Most cape houses have low ceilings and not a lot of wall area to work with, which might limit your mini-split/multi-split options, but maybe. (12 years ago they were probably building them with taller ceilings than those built as summer homes pre-1960 that were only later converted to year round use.)
Ductless would be by far the more efficient solution than ducted, and with better models you'd be able to heat the place even at design temp most days, at a signficant discount from heating with oil. The 99% outdoor design temps in coastal MA are all roughly +10F (Boston is +12F, Weymouth is +11), but the closer you are to the water the higher it will be.
Being pretty much surrounded by water it wouldn't surprise me if the true 99% number for Hull was +15F. A 3 ton multi-split can still put out more than 20KBTU/hr at +15F with a COP greater than 2 at that temp. If you set the ductless to 70F and the boiler's T-stat to 68F they would share the load when the load exceeds what the ductless can deliver, but it would be carrying the lion's share of the load under most conditions, and the average seasonal COP would be greater than 2.5 if you get one with a decent HSPF. When it's 30F outside the ductless has both more BTU output capacity and a COP of 3+. Well-built 2700' houses of Y2K would likely have a heat load between 28-32K @ 10F, but might be even lower if the basement/foundation is insulated and the band joist & foundation sill are insulated & sealed.

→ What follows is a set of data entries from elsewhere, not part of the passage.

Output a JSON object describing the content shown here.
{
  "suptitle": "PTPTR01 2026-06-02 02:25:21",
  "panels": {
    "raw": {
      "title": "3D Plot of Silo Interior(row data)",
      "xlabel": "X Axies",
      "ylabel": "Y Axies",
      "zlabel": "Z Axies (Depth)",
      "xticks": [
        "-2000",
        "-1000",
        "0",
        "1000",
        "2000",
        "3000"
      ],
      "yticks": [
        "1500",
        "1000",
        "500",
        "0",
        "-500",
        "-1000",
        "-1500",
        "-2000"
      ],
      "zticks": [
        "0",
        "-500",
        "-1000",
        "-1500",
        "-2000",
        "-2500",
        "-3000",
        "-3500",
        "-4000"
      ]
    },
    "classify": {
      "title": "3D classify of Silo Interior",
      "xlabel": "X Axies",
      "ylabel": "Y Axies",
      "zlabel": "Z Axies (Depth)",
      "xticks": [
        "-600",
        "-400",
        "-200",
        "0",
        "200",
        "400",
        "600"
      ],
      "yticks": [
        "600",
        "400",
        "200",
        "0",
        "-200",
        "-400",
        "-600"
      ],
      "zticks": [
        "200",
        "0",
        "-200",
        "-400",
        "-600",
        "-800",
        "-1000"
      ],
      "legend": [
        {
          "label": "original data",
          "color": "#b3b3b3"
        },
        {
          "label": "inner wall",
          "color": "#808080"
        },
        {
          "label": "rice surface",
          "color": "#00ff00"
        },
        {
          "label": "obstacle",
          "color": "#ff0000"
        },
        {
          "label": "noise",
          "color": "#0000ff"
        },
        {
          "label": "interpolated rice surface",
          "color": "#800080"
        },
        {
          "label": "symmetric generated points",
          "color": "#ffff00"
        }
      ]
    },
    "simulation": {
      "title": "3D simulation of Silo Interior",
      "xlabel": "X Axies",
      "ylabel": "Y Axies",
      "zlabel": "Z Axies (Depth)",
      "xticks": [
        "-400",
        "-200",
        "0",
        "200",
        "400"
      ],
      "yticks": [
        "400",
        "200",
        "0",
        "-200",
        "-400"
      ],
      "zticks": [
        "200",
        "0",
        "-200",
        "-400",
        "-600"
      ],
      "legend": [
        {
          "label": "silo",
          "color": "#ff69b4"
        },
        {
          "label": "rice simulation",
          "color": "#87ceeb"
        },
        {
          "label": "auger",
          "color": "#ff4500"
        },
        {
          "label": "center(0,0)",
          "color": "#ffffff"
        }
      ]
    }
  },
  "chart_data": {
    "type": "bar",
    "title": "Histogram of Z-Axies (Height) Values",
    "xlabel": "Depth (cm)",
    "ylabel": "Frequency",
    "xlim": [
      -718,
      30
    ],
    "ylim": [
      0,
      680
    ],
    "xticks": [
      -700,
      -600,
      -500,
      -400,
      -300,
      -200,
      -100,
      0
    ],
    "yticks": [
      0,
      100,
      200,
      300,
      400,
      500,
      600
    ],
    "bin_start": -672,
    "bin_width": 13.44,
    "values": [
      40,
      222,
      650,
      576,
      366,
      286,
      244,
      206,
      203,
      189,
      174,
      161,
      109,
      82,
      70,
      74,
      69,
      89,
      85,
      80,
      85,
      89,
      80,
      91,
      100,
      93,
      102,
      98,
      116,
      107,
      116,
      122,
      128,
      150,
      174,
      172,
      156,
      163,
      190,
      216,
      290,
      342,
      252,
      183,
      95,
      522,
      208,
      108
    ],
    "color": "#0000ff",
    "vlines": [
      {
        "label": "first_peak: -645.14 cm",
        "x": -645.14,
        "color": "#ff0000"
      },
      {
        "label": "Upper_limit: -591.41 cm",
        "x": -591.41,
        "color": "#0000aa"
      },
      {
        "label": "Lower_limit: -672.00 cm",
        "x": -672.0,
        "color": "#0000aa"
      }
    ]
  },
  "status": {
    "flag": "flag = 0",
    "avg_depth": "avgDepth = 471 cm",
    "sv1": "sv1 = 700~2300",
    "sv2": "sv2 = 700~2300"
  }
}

Ducted heat pumps are unlikely to beat a seasonal COP of 2.0 in this climate, which would make it comparable in cost to heating with oil, but ductless you'd beat 2.5, and would even be nosing up on 3 in Hull.
Taking the worst-case, even with 18 cent electricity and a seasonal COP of 2.5 (which would be a worst-case for you, you may even hit 3), you get (3412 x 2.5)= 8530 BTU for $0.18, or ($0.18 x 1,000,000/8530=) $21/MMBTU of heat into the house.
With 87% efficiency oil at $3.50/gallon you get (0.87 x 138,000=) 120,060 BTU for $3.50, which is ($3.50 x 1,000,000/120,060=) $29/MMBTU
Most people in MA are paying closer to 15 cents than 18 for electricity, and more than $3.50 for oil. Oil would have to drop below $2.50 to compete with ductless on heating costs a price not seen in MA in a decade. At an average COP of 3 and 15 cent electricity ductless would even be competitive with mid-efficiency natural gas heating (~$14-15/MMBTU- less than half the cost of heating with oil this past season.
There are a very few high HSPF variable refrigerant volume variable speed ducted air source heat pumps out there, but I suspect a ductless solution would be cheaper if you have the wall/ceiling area to make it work. You don't need a head in every room, just high-loss/high-gain rooms, but the floor layout can make or break it too.
Air handlers & ducts in the attic are always a bad idea, especially when (as is likely) you have a semi-conditioned basement to run them in. Putting equipment in the attic that punches holes in your ceilings, and makes it near impossible to air seal is a disaster. Any duct leakage would drive air-infiltration well beyond what natural stack effect & wind forces would too, raising the heating & cooling loads.